Write one line that connects the terms to the central failure mode: Small sample sizes, correlated tasks, grader variance, and retry policies distort conclusions.

Build the mental model

What you should understand after this lecture

1. Start from the bottleneck

A model looks better or worse because the benchmark is noisy, not because the agent improved. The lecture is useful because it does not treat this as a naming problem. It asks what breaks at the operational level and what design pattern removes that break.

2. Name the moving parts

The recurring vocabulary in the transcript is that, benchmarks, more, from, questions, what. When studying, do not memorize these as separate buzzwords. Ask what state is stored, what action is chosen, what feedback is observed, and what verifier decides whether progress happened.

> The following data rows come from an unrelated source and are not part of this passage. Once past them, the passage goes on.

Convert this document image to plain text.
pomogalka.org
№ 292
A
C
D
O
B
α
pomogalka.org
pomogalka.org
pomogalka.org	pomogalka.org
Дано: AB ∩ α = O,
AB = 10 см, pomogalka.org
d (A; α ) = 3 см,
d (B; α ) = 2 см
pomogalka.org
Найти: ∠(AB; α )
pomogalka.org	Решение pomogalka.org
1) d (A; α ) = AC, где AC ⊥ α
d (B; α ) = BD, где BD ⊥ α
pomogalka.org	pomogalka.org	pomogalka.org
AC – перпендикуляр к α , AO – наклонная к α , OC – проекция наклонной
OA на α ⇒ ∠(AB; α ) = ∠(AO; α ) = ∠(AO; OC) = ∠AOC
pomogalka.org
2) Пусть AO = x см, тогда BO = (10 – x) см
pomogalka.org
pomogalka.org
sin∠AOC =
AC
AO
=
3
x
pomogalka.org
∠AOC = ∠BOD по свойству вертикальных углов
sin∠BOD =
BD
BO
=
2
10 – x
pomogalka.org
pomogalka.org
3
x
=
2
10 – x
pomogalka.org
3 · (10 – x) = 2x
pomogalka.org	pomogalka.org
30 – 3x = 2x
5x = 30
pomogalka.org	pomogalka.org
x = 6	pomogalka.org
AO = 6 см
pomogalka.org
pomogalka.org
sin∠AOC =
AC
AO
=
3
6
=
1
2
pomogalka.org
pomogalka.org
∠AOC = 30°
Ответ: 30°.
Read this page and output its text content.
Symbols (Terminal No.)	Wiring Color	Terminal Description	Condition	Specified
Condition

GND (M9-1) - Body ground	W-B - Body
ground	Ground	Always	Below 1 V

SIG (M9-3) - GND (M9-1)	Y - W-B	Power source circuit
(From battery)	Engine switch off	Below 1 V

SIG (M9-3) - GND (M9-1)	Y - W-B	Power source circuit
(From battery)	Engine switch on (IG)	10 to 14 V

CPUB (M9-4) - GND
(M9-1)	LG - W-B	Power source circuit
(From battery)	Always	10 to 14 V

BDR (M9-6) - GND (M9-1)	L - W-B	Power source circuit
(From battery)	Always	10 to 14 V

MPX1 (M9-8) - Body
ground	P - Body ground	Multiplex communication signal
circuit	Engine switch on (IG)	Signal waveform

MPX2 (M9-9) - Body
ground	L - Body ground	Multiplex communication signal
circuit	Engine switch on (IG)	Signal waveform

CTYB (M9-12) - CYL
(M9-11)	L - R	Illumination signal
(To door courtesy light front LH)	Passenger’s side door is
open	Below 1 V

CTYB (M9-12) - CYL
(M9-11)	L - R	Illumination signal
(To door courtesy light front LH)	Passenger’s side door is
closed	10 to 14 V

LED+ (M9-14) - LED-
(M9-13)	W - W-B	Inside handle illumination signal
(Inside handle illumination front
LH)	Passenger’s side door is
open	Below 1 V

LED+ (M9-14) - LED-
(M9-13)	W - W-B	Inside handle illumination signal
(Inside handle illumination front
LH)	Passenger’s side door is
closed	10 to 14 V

3. Convert the idea into an architecture

Add confidence intervals and error bars to agent scores. Separate model quality from scaffold, tool, and budget effects. Use repeated runs for non-deterministic agents. In exam or interview answers, this becomes a four-part answer: objective, loop, control boundary, evaluation.

4. Know the failure case

Small sample sizes, correlated tasks, grader variance, and retry policies distort conclusions. If you cannot say how the proposed system fails, the explanation is still shallow. Always include the failure it prevents and the new cost it introduces.

Concept weave

Ideas to remember

Add confidence intervals and error bars to agent scores.
Separate model quality from scaffold, tool, and budget effects.
Use repeated runs for non-deterministic agents.

Visual model

Agent system view

Use the graph to ask where the intelligence really lives: model, memory, tools, environment, verifier, or orchestration.

Written practice

Questions that make the idea stick

Drill 1Design an eval report for an agent.

Include success rate, confidence interval, cost, latency, and retries.
Show failure categories.
Report what changed between runs.

Drill 2Why can leaderboard scores mislead?

Benchmarks leak.
Tasks become saturated.
Scaffolds differ.
Budgets differ.

Written answer pattern

How to write this under pressure

ClaimBenchmark noise and evaluation solves a concrete control problem, not just a prompt-writing problem.

MechanismState the loop: observe state, choose action/tool, get feedback, update memory or plan, stop using a verifier.

Why it worksIt makes the hidden failure mode visible: Small sample sizes, correlated tasks, grader variance, and retry policies distort conclusions.

TradeoffExtra orchestration improves reliability only if evaluation, cost, and authority boundaries are explicit.

Build skill

How to apply this in your own agent

Write the concrete task and the failure mode before choosing any framework.
Choose the smallest architecture that handles the failure: workflow, single agent, orchestrator-worker, or evaluator loop.
Define tool schemas, memory boundaries, and a success checker.
Run a small eval set with failure labels, cost, latency, and trace review.

Source route

Original course links and readings

Course pagehttps://rdi.berkeley.edu/agentic-ai/f25 Course slideshttps://rdi.berkeley.edu/agentic-ai/slides/PredEval.pdf Adding Error Bars to Evalshttps://arxiv.org/pdf/2411.00640 OpenAI note on SWE-bench Verifiedhttps://openai.com/index/why-we-no-longer-evaluate-swe-bench-verified/

Page generated from 617 YouTube captions. Raw transcript files are kept out of the public site; this page publishes study notes, timestamp routes, and paraphrased explanations.